Prisonnier à Charenton, Sade s’intéresse à Delphine dont il copie des extraits et au Génie du christianisme qu’il réclame à une parente23. Il semble dialoguer avec l’un et l’autre quand il emprunte à la tradition des histoires tragiques le caractère d’Euphrasie, marquise de Gange. Belle et riche, la jeune femme semble comblée. Elle pressent pourtant le pire dès son arrivée dans le vieux château de son mari. Le narrateur commente : « Il est dans la nature de l’homme [...] d’attacher plus d’importance qu’il ne faudrait aux rêves et aux pressentiments24 ». Le pressentiment serait manque de raison comme la prévention ou le préjugé25. Le mari et les deux beaux-frères vont bientôt concrétiser les plus sombres prémonitions. Sociologues et économistes parlent aujourd’hui de « prophéties autoréalisatrices26 ». Les romanciers d’il y a deux siècles mettaient déjà en scène le pouvoir « autoréalisateur » des angoisses de leurs personnages. Mme de Gange se plaît au cadre gothique où elle doit vivre et qui se révèle « si précieux aux âmes sombres et mélancoliques », elle se reconnaît dans l’automne, « cette saison romantique, plus éloquente encore que le printemps27 ». L’adjectif caractérisait le personnage dès le premier portrait que le romancier en proposait. La beauté de la future marquise est traversée d’
une sorte d’impression romantique qui semblait prouver que si la nature lui avait prodigué tout ce qui pouvait la faire adorer, elle avait en même temps mêlé parmi ses dons tout ce qui devait la préparer à l’infortune28.
En douze chapitres, le roman la mène au comble de l’infortune. La mélancolie de Justine restait schématique, celle d’Euphrasie s’est enrichie de toutes les variations introduites par la génération de Staël et de Chateaubriand.
Dépassement
Pour comprendre la rencontre de Staël et de Sade, un détour par Jean-Jacques Rousseau n’est pas inutile. Dans la troisième lettre à Malesherbes, Rousseau raconte ses extases dans la forêt de Montmorency. De la surface de la terre, sa rêverie s’étend à « tous les êtres de la nature » :
J’aimais à me perdre en imagination dans l’espace, mon cœur resserré dans les bornes des êtres s’y trouvait trop à l’étroit, j’étouffais dans l’univers, j’aurais voulu m’élancer dans l’infini29.
Ce transport s’achève en prière au Grand Être. Jean Deprun l’a pourtant rapproché d’une anecdote de Plutarque, reprise par Juvénal qui, dans ses satires, dénonce les vœux déraisonnables d’Alexandre, incapable de limiter ses désirs.

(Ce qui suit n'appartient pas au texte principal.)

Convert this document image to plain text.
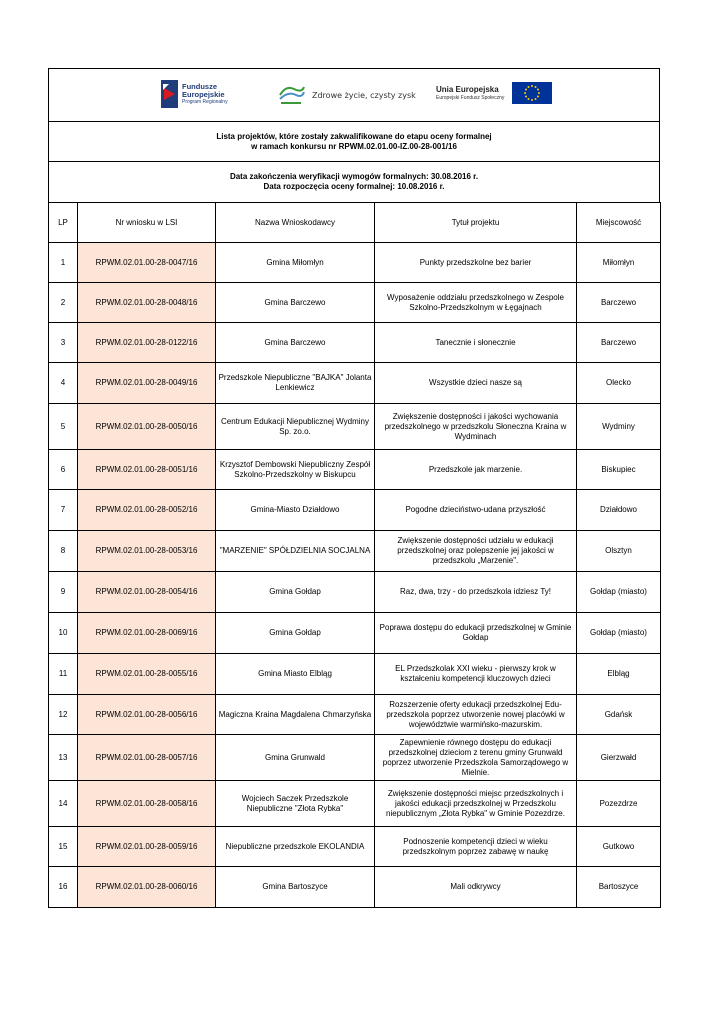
Fundusze
Europejskie
Program Regionalny
Zdrowe życie, czysty zysk
Unia Europejska
Europejski Fundusz Społeczny
Lista projektów, które zostały zakwalifikowane do etapu oceny formalnej
w ramach konkursu nr RPWM.02.01.00-IZ.00-28-001/16
Data zakończenia weryfikacji wymogów formalnych: 30.08.2016 r.
Data rozpoczęcia oceny formalnej: 10.08.2016 r.
LP	Nr wniosku w LSI	Nazwa Wnioskodawcy	Tytuł projektu	Miejscowość
1	RPWM.02.01.00-28-0047/16	Gmina Miłomłyn	Punkty przedszkolne bez barier	Miłomłyn
2	RPWM.02.01.00-28-0048/16	Gmina Barczewo	Wyposażenie oddziału przedszkolnego w Zespole Szkolno-Przedszkolnym w Łęgajnach	Barczewo
3	RPWM.02.01.00-28-0122/16	Gmina Barczewo	Tanecznie i słonecznie	Barczewo
4	RPWM.02.01.00-28-0049/16	Przedszkole Niepubliczne "BAJKA" Jolanta Lenkiewicz	Wszystkie dzieci nasze są	Olecko
5	RPWM.02.01.00-28-0050/16	Centrum Edukacji Niepublicznej Wydminy Sp. zo.o.	Zwiększenie dostępności i jakości wychowania przedszkolnego w przedszkolu Słoneczna Kraina w Wydminach	Wydminy
6	RPWM.02.01.00-28-0051/16	Krzysztof Dembowski Niepubliczny Zespół Szkolno-Przedszkolny w Biskupcu	Przedszkole jak marzenie.	Biskupiec
7	RPWM.02.01.00-28-0052/16	Gmina-Miasto Działdowo	Pogodne dzieciństwo-udana przyszłość	Działdowo
8	RPWM.02.01.00-28-0053/16	"MARZENIE" SPÓŁDZIELNIA SOCJALNA	Zwiększenie dostępności udziału w edukacji przedszkolnej oraz polepszenie jej jakości w przedszkolu „Marzenie".	Olsztyn
9	RPWM.02.01.00-28-0054/16	Gmina Gołdap	Raz, dwa, trzy - do przedszkola idziesz Ty!	Gołdap (miasto)
10	RPWM.02.01.00-28-0069/16	Gmina Gołdap	Poprawa dostępu do edukacji przedszkolnej w Gminie Gołdap	Gołdap (miasto)
11	RPWM.02.01.00-28-0055/16	Gmina Miasto Elbląg	EL Przedszkolak XXI wieku - pierwszy krok w kształceniu kompetencji kluczowych dzieci	Elbląg
12	RPWM.02.01.00-28-0056/16	Magiczna Kraina Magdalena Chmarzyńska	Rozszerzenie oferty edukacji przedszkolnej Edu-przedszkola poprzez utworzenie nowej placówki w województwie warmińsko-mazurskim.	Gdańsk
13	RPWM.02.01.00-28-0057/16	Gmina Grunwald	Zapewnienie równego dostępu do edukacji przedszkolnej dzieciom z terenu gminy Grunwald poprzez utworzenie Przedszkola Samorządowego w Mielnie.	Gierzwałd
14	RPWM.02.01.00-28-0058/16	Wojciech Saczek Przedszkole Niepubliczne "Złota Rybka"	Zwiększenie dostępności miejsc przedszkolnych i jakości edukacji przedszkolnej w Przedszkolu niepublicznym „Złota Rybka" w Gminie Pozezdrze.	Pozezdrze
15	RPWM.02.01.00-28-0059/16	Niepubliczne przedszkole EKOLANDIA	Podnoszenie kompetencji dzieci w wieku przedszkolnym poprzez zabawę w naukę	Gutkowo
16	RPWM.02.01.00-28-0060/16	Gmina Bartoszyce	Mali odkrywcy	Bartoszyce
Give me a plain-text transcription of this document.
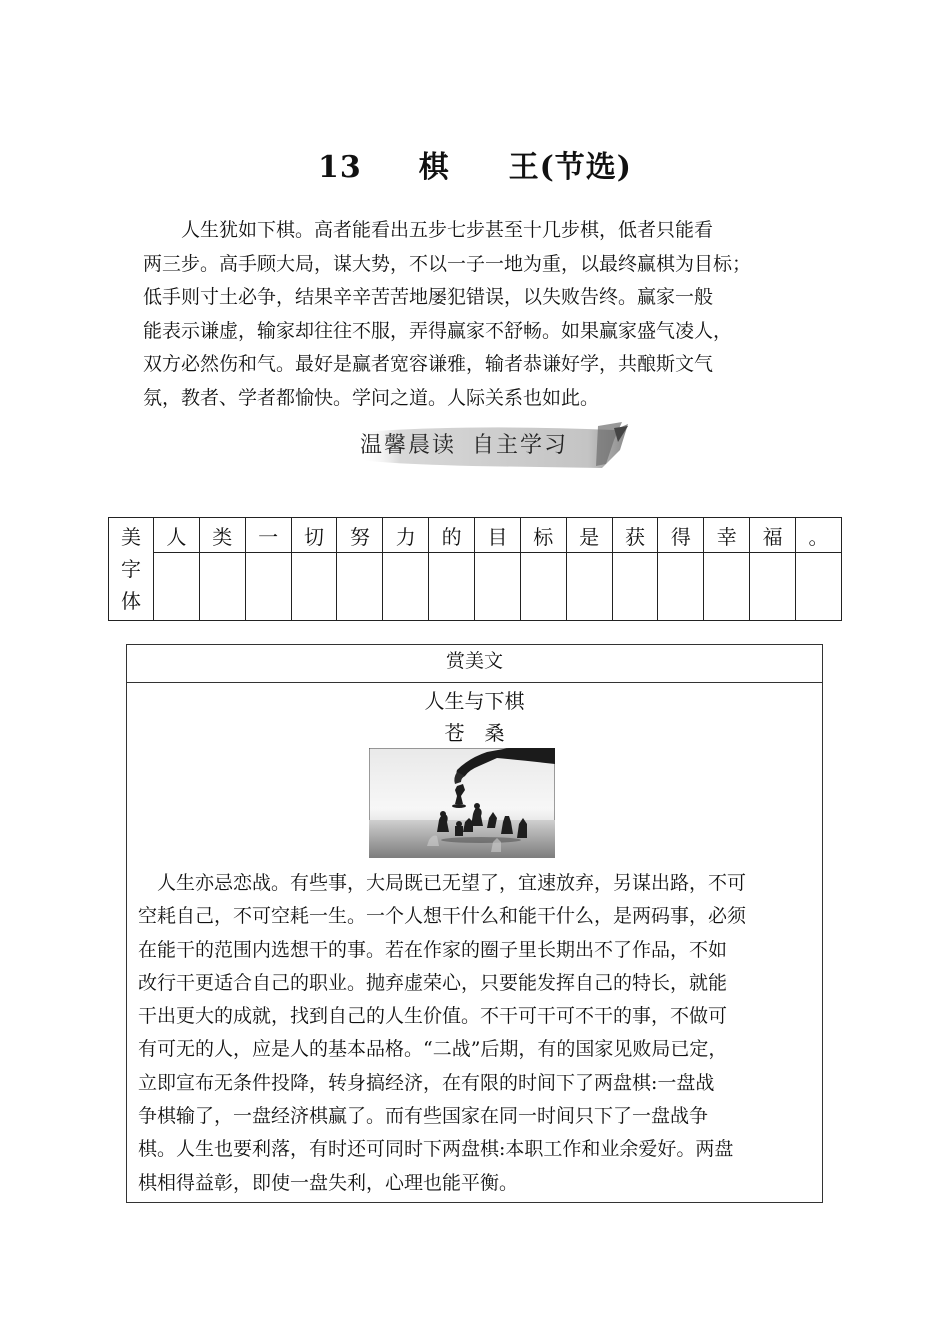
13 棋 王(节选)
　　人生犹如下棋。高者能看出五步七步甚至十几步棋，低者只能看
两三步。高手顾大局，谋大势，不以一子一地为重，以最终赢棋为目标；
低手则寸土必争，结果辛辛苦苦地屡犯错误，以失败告终。赢家一般
能表示谦虚，输家却往往不服，弄得赢家不舒畅。如果赢家盛气凌人，
双方必然伤和气。最好是赢者宽容谦雅，输者恭谦好学，共酿斯文气
氛，教者、学者都愉快。学问之道。人际关系也如此。
温馨晨读 自主学习
美字体	人	类	一	切	努	力	的	目	标	是	获	得	幸	福	。

赏美文
人生与下棋
苍　桑
　人生亦忌恋战。有些事，大局既已无望了，宜速放弃，另谋出路，不可
空耗自己，不可空耗一生。一个人想干什么和能干什么，是两码事，必须
在能干的范围内选想干的事。若在作家的圈子里长期出不了作品，不如
改行干更适合自己的职业。抛弃虚荣心，只要能发挥自己的特长，就能
干出更大的成就，找到自己的人生价值。不干可干可不干的事，不做可
有可无的人，应是人的基本品格。“二战”后期，有的国家见败局已定，
立即宣布无条件投降，转身搞经济，在有限的时间下了两盘棋:一盘战
争棋输了，一盘经济棋赢了。而有些国家在同一时间只下了一盘战争
棋。人生也要利落，有时还可同时下两盘棋:本职工作和业余爱好。两盘
棋相得益彰，即使一盘失利，心理也能平衡。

Le conquérant de tout le Moyen Orient, d’une partie de l’Asie voudrait toujours plus d’empires à s’approprier :
Un seul monde ne suffit point au jeune homme de Pella [Alexandre] ; les bornes de la terre lui semblent trop étroites ; le malheureux s’y tourmente, comme s’il étouffait entre les rochers de Gyare, ou de Sériphe30.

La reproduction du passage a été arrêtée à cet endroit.